I need fast transcription for quick notes
Use Quick or Standard. These models transcribe almost instantly and are perfect for casual use like chat messages, quick reminders, or informal notes where minor errors are acceptable.
I want the best balance of speed and accuracy
Use Recommended. This is our recommended model for most users. It handles professional vocabulary well, runs efficiently on most computers, and produces accurate results for emails, documentation, and everyday work.
I need high accuracy for important documents
Use Professional or Studio. These models excel at complex vocabulary, technical terms, and proper nouns. Choose Professional if you have 8+ GB RAM, or Studio if you have a powerful GPU and need the absolute best accuracy.
I work with accents or non-native English speakers
Use Studio. Larger models handle accent variation significantly better. If Studio is too slow, Professional is a good compromise.
I need to translate speech to English
Use Recommended or larger. All models support translation from 90+ languages to English, but larger models produce more accurate translations. Set your Language to the source language (e.g., Spanish) and enable the Translation option in settings.
Technical Specifications
For power users, here are the detailed specifications of each model:
| Model | Parameters | Download Size | WER* | Languages |
|---|---|---|---|---|
Quick |
39 M | 75 MB | ~10% | 99 |
Standard |
74 M | 145 MB | ~7% | 99 |
Recommended |
244 M | 484 MB | ~5% | 99 |
Professional |
769 M | 1.5 GB | ~4% | 99 |
Studio |
1.55 B | 3 GB | ~2.7% | 99 |
*WER (Word Error Rate) measured on LibriSpeech clean test set.
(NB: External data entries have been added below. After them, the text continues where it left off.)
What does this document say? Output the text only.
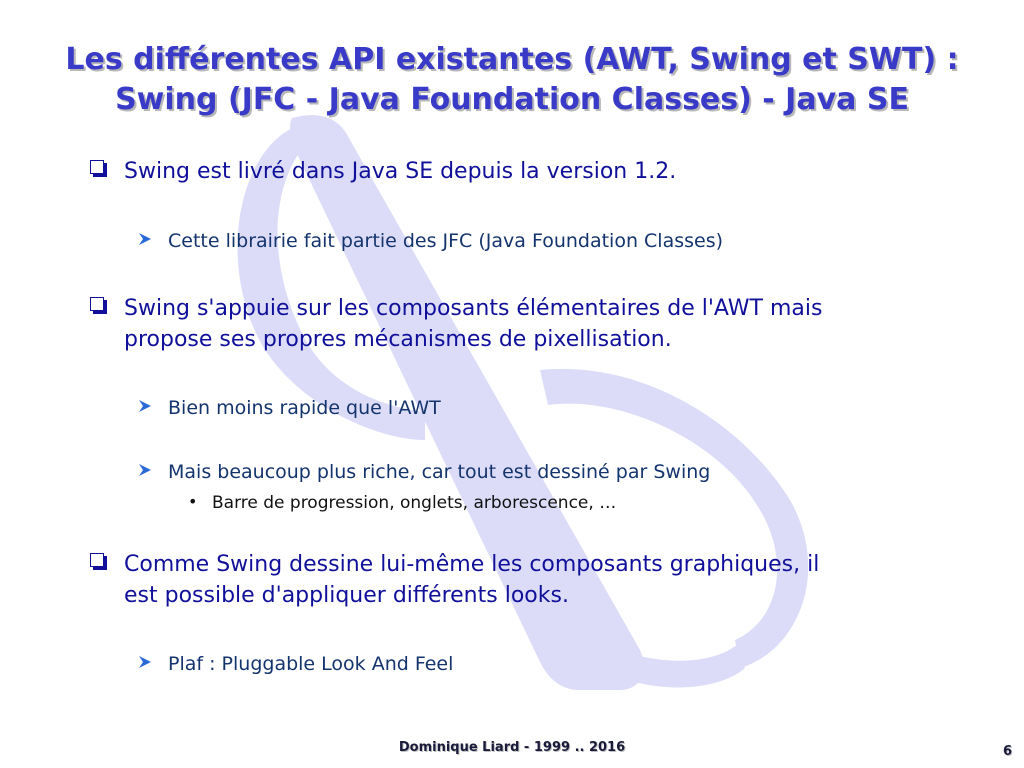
Les différentes API existantes (AWT, Swing et SWT) :
Swing (JFC - Java Foundation Classes) - Java SE
Swing est livré dans Java SE depuis la version 1.2.
Cette librairie fait partie des JFC (Java Foundation Classes)
Swing s'appuie sur les composants élémentaires de l'AWT mais
propose ses propres mécanismes de pixellisation.
Bien moins rapide que l'AWT
Mais beaucoup plus riche, car tout est dessiné par Swing
• Barre de progression, onglets, arborescence, …
Comme Swing dessine lui-même les composants graphiques, il
est possible d'appliquer différents looks.
Plaf : Pluggable Look And Feel
Dominique Liard - 1999 .. 2016	6
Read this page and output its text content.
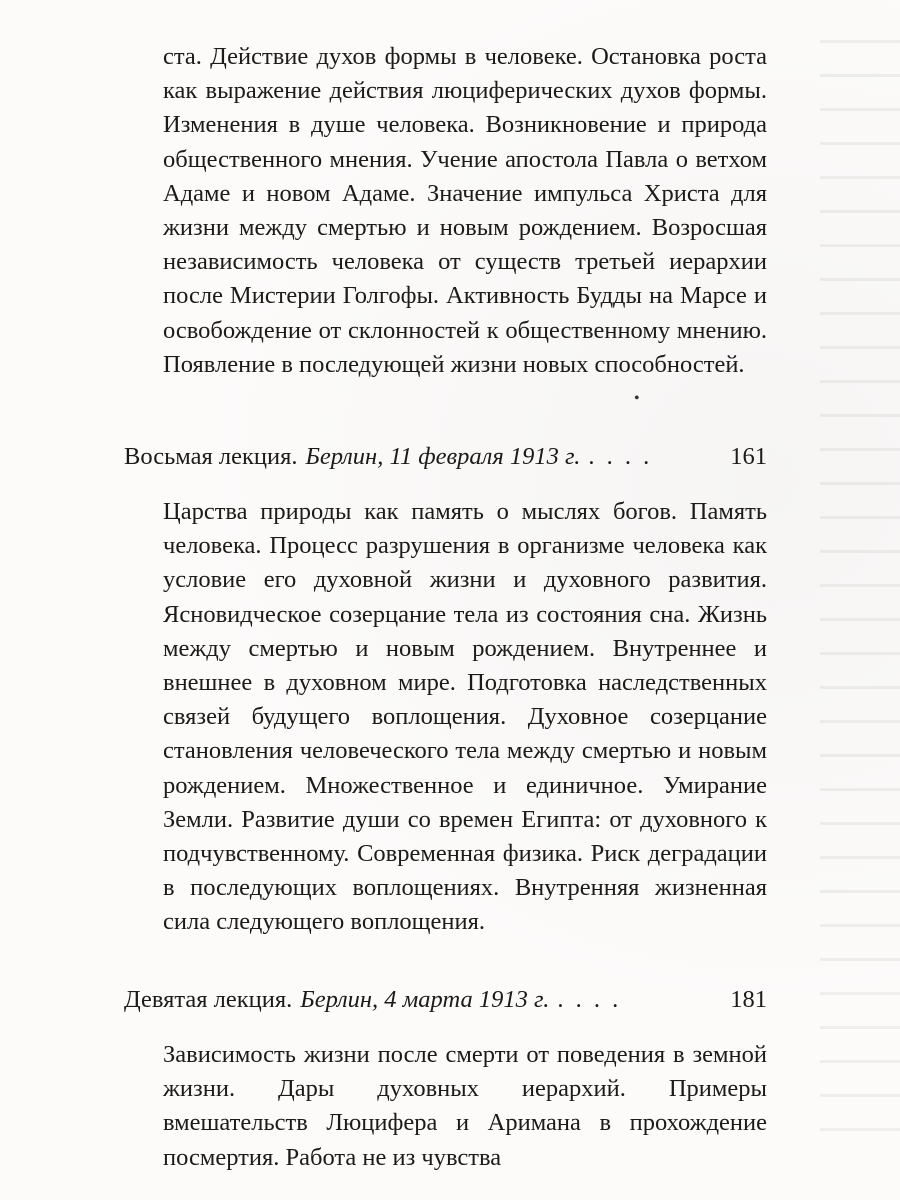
ста. Действие духов формы в человеке. Остановка роста как выражение действия люциферических духов формы. Изменения в душе человека. Возникновение и природа общественного мнения. Учение апостола Павла о ветхом Адаме и новом Адаме. Значение импульса Христа для жизни между смертью и новым рождением. Возросшая независимость человека от существ третьей иерархии после Мистерии Голгофы. Активность Будды на Марсе и освобождение от склонностей к общественному мнению. Появление в последующей жизни новых способностей.

•
Восьмая лекция. Берлин, 11 февраля 1913 г. . . . .	161

Царства природы как память о мыслях богов. Память человека. Процесс разрушения в организме человека как условие его духовной жизни и духовного развития. Ясновидческое созерцание тела из состояния сна. Жизнь между смертью и новым рождением. Внутреннее и внешнее в духовном мире. Подготовка наследственных связей будущего воплощения. Духовное созерцание становления человеческого тела между смертью и новым рождением. Множественное и единичное. Умирание Земли. Развитие души со времен Египта: от духовного к подчувственному. Современная физика. Риск деградации в последующих воплощениях. Внутренняя жизненная сила следующего воплощения.

Девятая лекция. Берлин, 4 марта 1913 г. . . . .	181

Зависимость жизни после смерти от поведения в земной жизни. Дары духовных иерархий. Примеры вмешательств Люцифера и Аримана в прохождение посмертия. Работа не из чувства
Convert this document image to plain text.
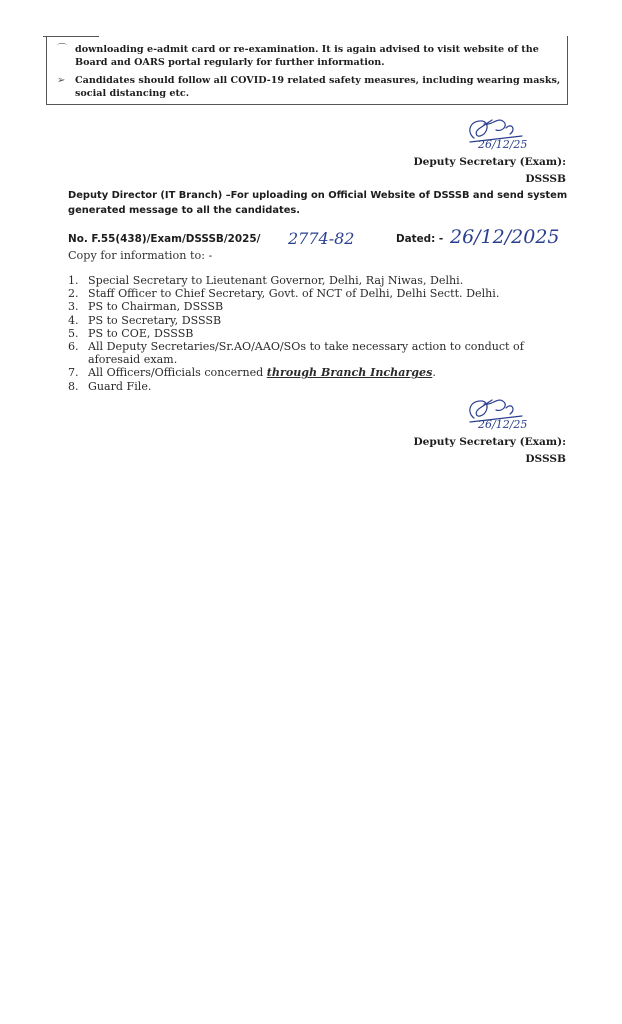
⌒ downloading e-admit card or re-examination. It is again advised to visit website of the Board and OARS portal regularly for further information.
➢ Candidates should follow all COVID-19 related safety measures, including wearing masks, social distancing etc.
26/12/25
Deputy Secretary (Exam):
DSSSB
Deputy Director (IT Branch) –For uploading on Official Website of DSSSB and send system generated message to all the candidates.
No. F.55(438)/Exam/DSSSB/2025/ 2774-82	Dated: - 26/12/2025
Copy for information to: -
1. Special Secretary to Lieutenant Governor, Delhi, Raj Niwas, Delhi.
2. Staff Officer to Chief Secretary, Govt. of NCT of Delhi, Delhi Sectt. Delhi.
3. PS to Chairman, DSSSB
4. PS to Secretary, DSSSB
5. PS to COE, DSSSB
6. All Deputy Secretaries/Sr.AO/AAO/SOs to take necessary action to conduct of aforesaid exam.
7. All Officers/Officials concerned through Branch Incharges.
8. Guard File.
26/12/25
Deputy Secretary (Exam):
DSSSB
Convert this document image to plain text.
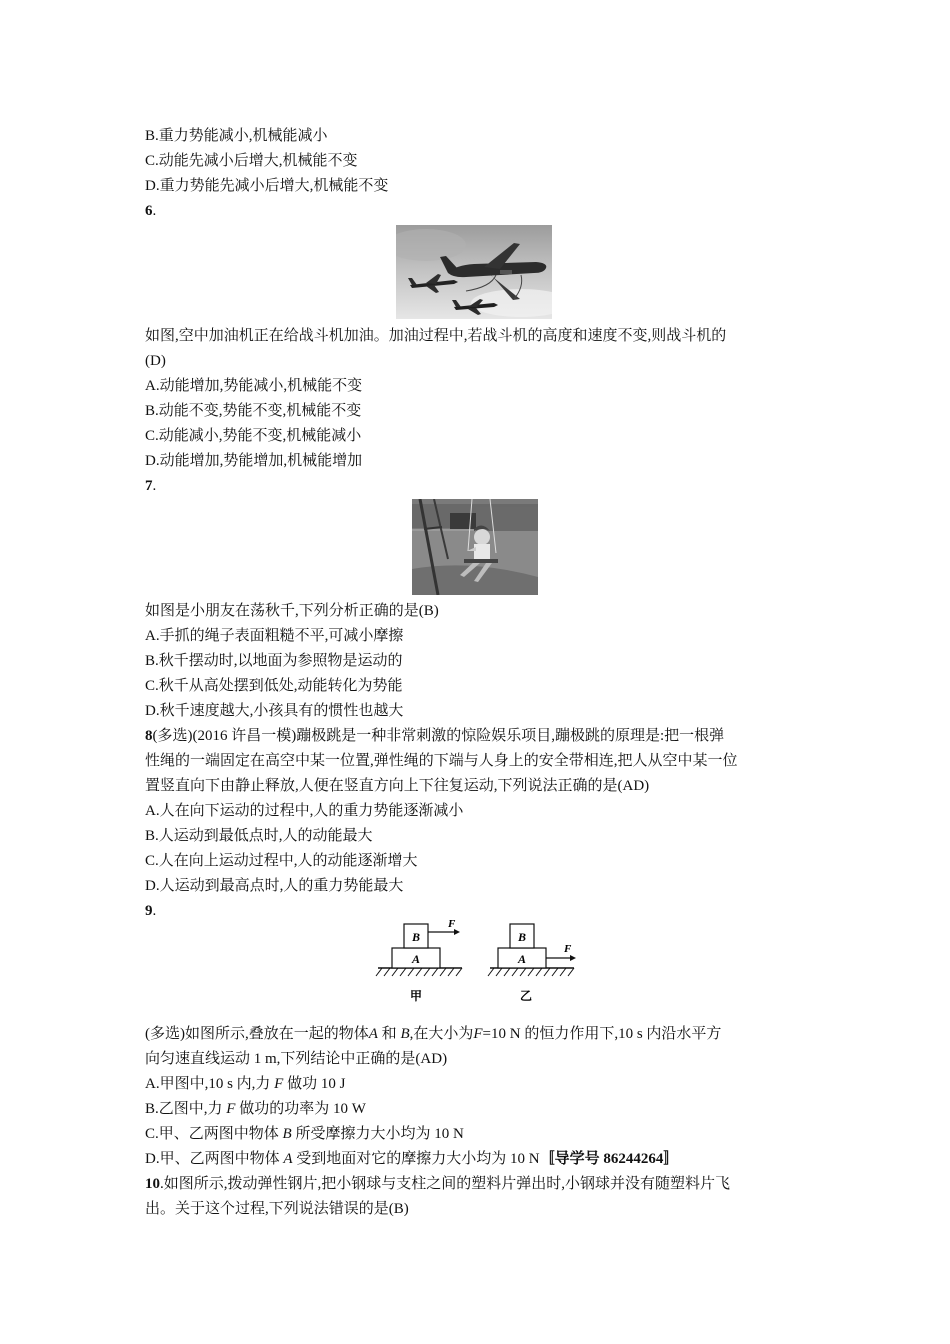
B.重力势能减小,机械能减小
C.动能先减小后增大,机械能不变
D.重力势能先减小后增大,机械能不变
6.
如图,空中加油机正在给战斗机加油。加油过程中,若战斗机的高度和速度不变,则战斗机的
(D)
A.动能增加,势能减小,机械能不变
B.动能不变,势能不变,机械能不变
C.动能减小,势能不变,机械能减小
D.动能增加,势能增加,机械能增加
7.
如图是小朋友在荡秋千,下列分析正确的是(B)
A.手抓的绳子表面粗糙不平,可减小摩擦
B.秋千摆动时,以地面为参照物是运动的
C.秋千从高处摆到低处,动能转化为势能
D.秋千速度越大,小孩具有的惯性也越大
8(多选)(2016 许昌一模)蹦极跳是一种非常刺激的惊险娱乐项目,蹦极跳的原理是:把一根弹
性绳的一端固定在高空中某一位置,弹性绳的下端与人身上的安全带相连,把人从空中某一位
置竖直向下由静止释放,人便在竖直方向上下往复运动,下列说法正确的是(AD)
A.人在向下运动的过程中,人的重力势能逐渐减小
B.人运动到最低点时,人的动能最大
C.人在向上运动过程中,人的动能逐渐增大
D.人运动到最高点时,人的重力势能最大
9.
A
B
F
甲
A
B
F
乙
(多选)如图所示,叠放在一起的物体A 和 B,在大小为F=10 N 的恒力作用下,10 s 内沿水平方
向匀速直线运动 1 m,下列结论中正确的是(AD)
A.甲图中,10 s 内,力 F 做功 10 J
B.乙图中,力 F 做功的功率为 10 W
C.甲、乙两图中物体 B 所受摩擦力大小均为 10 N
D.甲、乙两图中物体 A 受到地面对它的摩擦力大小均为 10 N〚导学号 86244264〛
10.如图所示,拨动弹性钢片,把小钢球与支柱之间的塑料片弹出时,小钢球并没有随塑料片飞
出。关于这个过程,下列说法错误的是(B)
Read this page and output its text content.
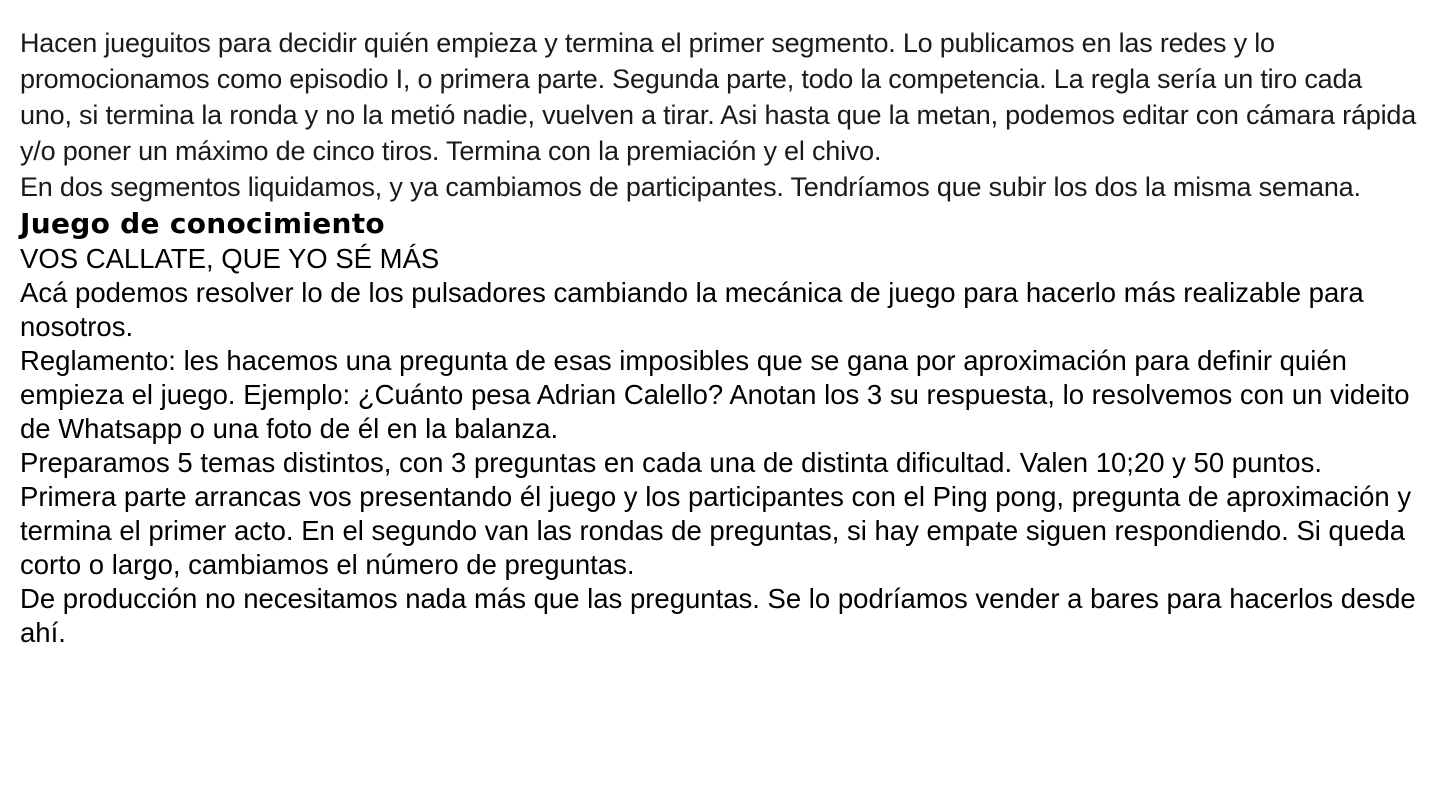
Hacen jueguitos para decidir quién empieza y termina el primer segmento. Lo publicamos en las redes y lo promocionamos como episodio I, o primera parte. Segunda parte, todo la competencia. La regla sería un tiro cada uno, si termina la ronda y no la metió nadie, vuelven a tirar. Asi hasta que la metan, podemos editar con cámara rápida y/o poner un máximo de cinco tiros. Termina con la premiación y el chivo.

En dos segmentos liquidamos, y ya cambiamos de participantes. Tendríamos que subir los dos la misma semana.

Juego de conocimiento

VOS CALLATE, QUE YO SÉ MÁS

Acá podemos resolver lo de los pulsadores cambiando la mecánica de juego para hacerlo más realizable para nosotros.

Reglamento: les hacemos una pregunta de esas imposibles que se gana por aproximación para definir quién empieza el juego. Ejemplo: ¿Cuánto pesa Adrian Calello? Anotan los 3 su respuesta, lo resolvemos con un videito de Whatsapp o una foto de él en la balanza.

Preparamos 5 temas distintos, con 3 preguntas en cada una de distinta dificultad. Valen 10;20 y 50 puntos.

Primera parte arrancas vos presentando él juego y los participantes con el Ping pong, pregunta de aproximación y termina el primer acto. En el segundo van las rondas de preguntas, si hay empate siguen respondiendo. Si queda corto o largo, cambiamos el número de preguntas.

De producción no necesitamos nada más que las preguntas. Se lo podríamos vender a bares para hacerlos desde ahí.
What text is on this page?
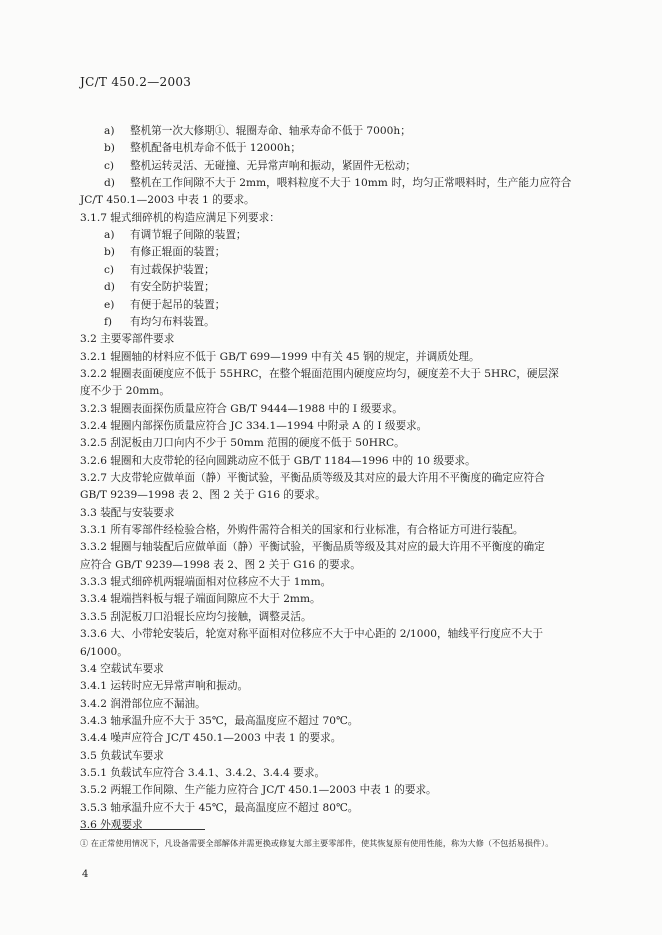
JC/T 450.2—2003
a) 整机第一次大修期①、辊圈寿命、轴承寿命不低于 7000h；
b) 整机配备电机寿命不低于 12000h；
c) 整机运转灵活、无碰撞、无异常声响和振动，紧固件无松动；
d) 整机在工作间隙不大于 2mm，喂料粒度不大于 10mm 时，均匀正常喂料时，生产能力应符合
JC/T 450.1—2003 中表 1 的要求。
3.1.7 辊式细碎机的构造应满足下列要求：
a) 有调节辊子间隙的装置；
b) 有修正辊面的装置；
c) 有过载保护装置；
d) 有安全防护装置；
e) 有便于起吊的装置；
f) 有均匀布料装置。
3.2 主要零部件要求
3.2.1 辊圈轴的材料应不低于 GB/T 699—1999 中有关 45 钢的规定，并调质处理。
3.2.2 辊圈表面硬度应不低于 55HRC，在整个辊面范围内硬度应均匀，硬度差不大于 5HRC，硬层深
度不少于 20mm。
3.2.3 辊圈表面探伤质量应符合 GB/T 9444—1988 中的 Ⅰ 级要求。
3.2.4 辊圈内部探伤质量应符合 JC 334.1—1994 中附录 A 的 Ⅰ 级要求。
3.2.5 刮泥板由刀口向内不少于 50mm 范围的硬度不低于 50HRC。
3.2.6 辊圈和大皮带轮的径向圆跳动应不低于 GB/T 1184—1996 中的 10 级要求。
3.2.7 大皮带轮应做单面（静）平衡试验，平衡品质等级及其对应的最大许用不平衡度的确定应符合
GB/T 9239—1998 表 2、图 2 关于 G16 的要求。
3.3 装配与安装要求
3.3.1 所有零部件经检验合格，外购件需符合相关的国家和行业标准，有合格证方可进行装配。
3.3.2 辊圈与轴装配后应做单面（静）平衡试验，平衡品质等级及其对应的最大许用不平衡度的确定
应符合 GB/T 9239—1998 表 2、图 2 关于 G16 的要求。
3.3.3 辊式细碎机两辊端面相对位移应不大于 1mm。
3.3.4 辊端挡料板与辊子端面间隙应不大于 2mm。
3.3.5 刮泥板刀口沿辊长应均匀接触，调整灵活。
3.3.6 大、小带轮安装后，轮宽对称平面相对位移应不大于中心距的 2/1000，轴线平行度应不大于
6/1000。
3.4 空载试车要求
3.4.1 运转时应无异常声响和振动。
3.4.2 润滑部位应不漏油。
3.4.3 轴承温升应不大于 35℃，最高温度应不超过 70℃。
3.4.4 噪声应符合 JC/T 450.1—2003 中表 1 的要求。
3.5 负载试车要求
3.5.1 负载试车应符合 3.4.1、3.4.2、3.4.4 要求。
3.5.2 两辊工作间隙、生产能力应符合 JC/T 450.1—2003 中表 1 的要求。
3.5.3 轴承温升应不大于 45℃，最高温度应不超过 80℃。
3.6 外观要求
① 在正常使用情况下，凡设备需要全部解体并需更换或修复大部主要零部件，使其恢复原有使用性能，称为大修（不包括易损件）。
4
Lower is better. Real-world accuracy varies based on audio quality, background noise, and vocabulary.
GPU Acceleration
If you have an NVIDIA GPU with 4+ GB VRAM, MurmurTone can use it to dramatically speed up transcription:
- Quick/Standard: 10-20x faster with GPU
- Recommended: 8-15x faster with GPU
- Professional: 6-10x faster with GPU (requires 6+ GB VRAM)
- Studio: 5-8x faster with GPU (requires 10+ GB VRAM)
Set your Processing Mode to "Auto" and MurmurTone will automatically use your GPU if available.
Recommended model works reliably on most systems with 8 GB RAM.
Downloading Models
The Quick and Standard models are included with MurmurTone. Larger models are downloaded on-demand when you select them in Settings.
Download sizes:
Recommended: ~484 MBProfessional: ~1.5 GBStudio: ~3 GB
Models are cached locally after download, so you only need to download once.